В ходе четырехчасовой беседы Брежнев не только рассказал, как работает Политбюро, но и высказывался в пользу открытого, «недипломатического» обмена мнениями. Подробно проинформировав Брандта о продолжительности заседаний Политбюро, их подготовке и ходе, он продемонстрировал открытость и дал ясно понять, что процессы, происходящие в Кремле, никак нельзя назвать каким-то «колдовством», и, по сути, они ничем не отличаются от заседаний западных кабинетов. Тем самым он позиционировал себя как «нормального» политика, решения которого определяются не идеологией и стремлением к революции, а ориентированы на достижение определенных целей. Хотя Брежнев этого и не говорил, но стремился, чтобы Брандт воспринимал его не как коммуниста, а как политика-реалиста, который точно так же, как и Брандт, находится под давлением объективных обстоятельств. Советский лидер открыто заявил, что он желает вести переговоры с Брандтом не на формальном уровне дипломатии: «Что касается характера нашей беседы, я предлагаю, чтобы мы, как говорят, не особенно уподоблялись дипломатам. Тут я бы оказался только в убытке. Но если бы мы говорили как представители наших партий и государств, если бы мы говорили в полном сознании нашей задачи, то, думаю, наша беседа была бы откровенной, интересной и полезной»2248.

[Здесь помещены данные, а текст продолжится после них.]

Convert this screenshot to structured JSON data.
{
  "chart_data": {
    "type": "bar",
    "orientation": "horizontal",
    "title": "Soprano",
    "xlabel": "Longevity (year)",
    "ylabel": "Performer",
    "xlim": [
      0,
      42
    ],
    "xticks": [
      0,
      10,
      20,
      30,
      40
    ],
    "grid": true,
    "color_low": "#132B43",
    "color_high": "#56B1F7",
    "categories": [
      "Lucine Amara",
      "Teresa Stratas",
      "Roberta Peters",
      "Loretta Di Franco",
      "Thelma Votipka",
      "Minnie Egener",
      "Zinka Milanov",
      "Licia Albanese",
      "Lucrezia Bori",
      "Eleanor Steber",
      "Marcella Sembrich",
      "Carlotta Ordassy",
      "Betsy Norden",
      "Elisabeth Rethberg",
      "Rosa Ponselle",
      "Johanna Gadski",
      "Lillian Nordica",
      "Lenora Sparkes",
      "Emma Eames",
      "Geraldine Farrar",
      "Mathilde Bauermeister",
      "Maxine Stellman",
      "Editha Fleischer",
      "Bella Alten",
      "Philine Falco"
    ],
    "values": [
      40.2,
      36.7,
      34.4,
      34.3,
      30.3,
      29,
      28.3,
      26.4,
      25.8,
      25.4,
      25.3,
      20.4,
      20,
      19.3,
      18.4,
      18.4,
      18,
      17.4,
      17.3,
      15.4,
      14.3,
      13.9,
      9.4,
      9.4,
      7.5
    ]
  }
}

Брежнев подчеркивал и в более поздние годы: «Пусть бы язык западной дипломатии не служил сокрытию намерений говорящего. На Западе всегда трудно понять из высказываний, что, собственно, имеется в виду»2249. В противоположность Хрущеву он не хотел с помощью таких высказываний провоцировать своего собеседника или причинить ему боль, а считал бы их приглашением к искреннему обмену мнениями. Брежнев подчеркнул, что личную встречу ничем не заменишь, и только на этой основе можно решить общие проблемы. О предвкушении этого события свидетельствовало его заявление: «Так как я предполагаю, что часть нашей беседы будет опубликована, официально я должен сохранить старую точку зрения по Берлинскому вопросу. Неофициально же я хотел бы подчеркнуть, что приемлемое решение возможно»2250.
Как отмечали их сотрудники и доверенные лица, между обоими политиками сразу же установилась симпатия, даже если Брандта и утомил двухчасовой доклад Брежнева, в значительной части зачитанный, а долгое повествование о деятельности руководства канцлер списал на неуверенность советского лидера в общении с западным собеседником2251, но он был приятно удивлен недогматической позицией Брежнева2252. Брандт пишет: «Пока его не начинало явно мучить ухудшившееся здоровье, коренастый Брежнев казался – если ему не нужно было читать по бумажке – здравствующим и даже непоседливым человеком. Ему доставляло огромное удовольствие слушать и рассказывать анекдоты»2253. Для Бара симпатия Брежнева к Брандту была загадкой2254, но в пользу Брандта говорило то обстоятельство, что во время войны он жил в изгнании2255. Кроме того, они оба были явно «бонвиванами»: оба непрерывно курили, любили общество и питали слабость к женщинам. После первой встречи политиков их советники сочли, что будет «психологически благоприятно… если оба господина сохранят чувство необходимости что-то еще сказать друг другу»2256. Александров-Агентов, Леднёв и Кеворков ехидничали по поводу Бара: «Если будет создана база доверия между обоими, многое станет в Европе возможным»2257. Брежнев и Брандт договорились и в дальнейшем использовать «тайный канал» для прямого доверительного обмена мнениями и в будущем встречаться раз в году2258. Андропов резюмировал позже: «От пяти до семи таких каналов с главами ведущих государств, и мы бы в течение года решили самые острые проблемы мира»2259.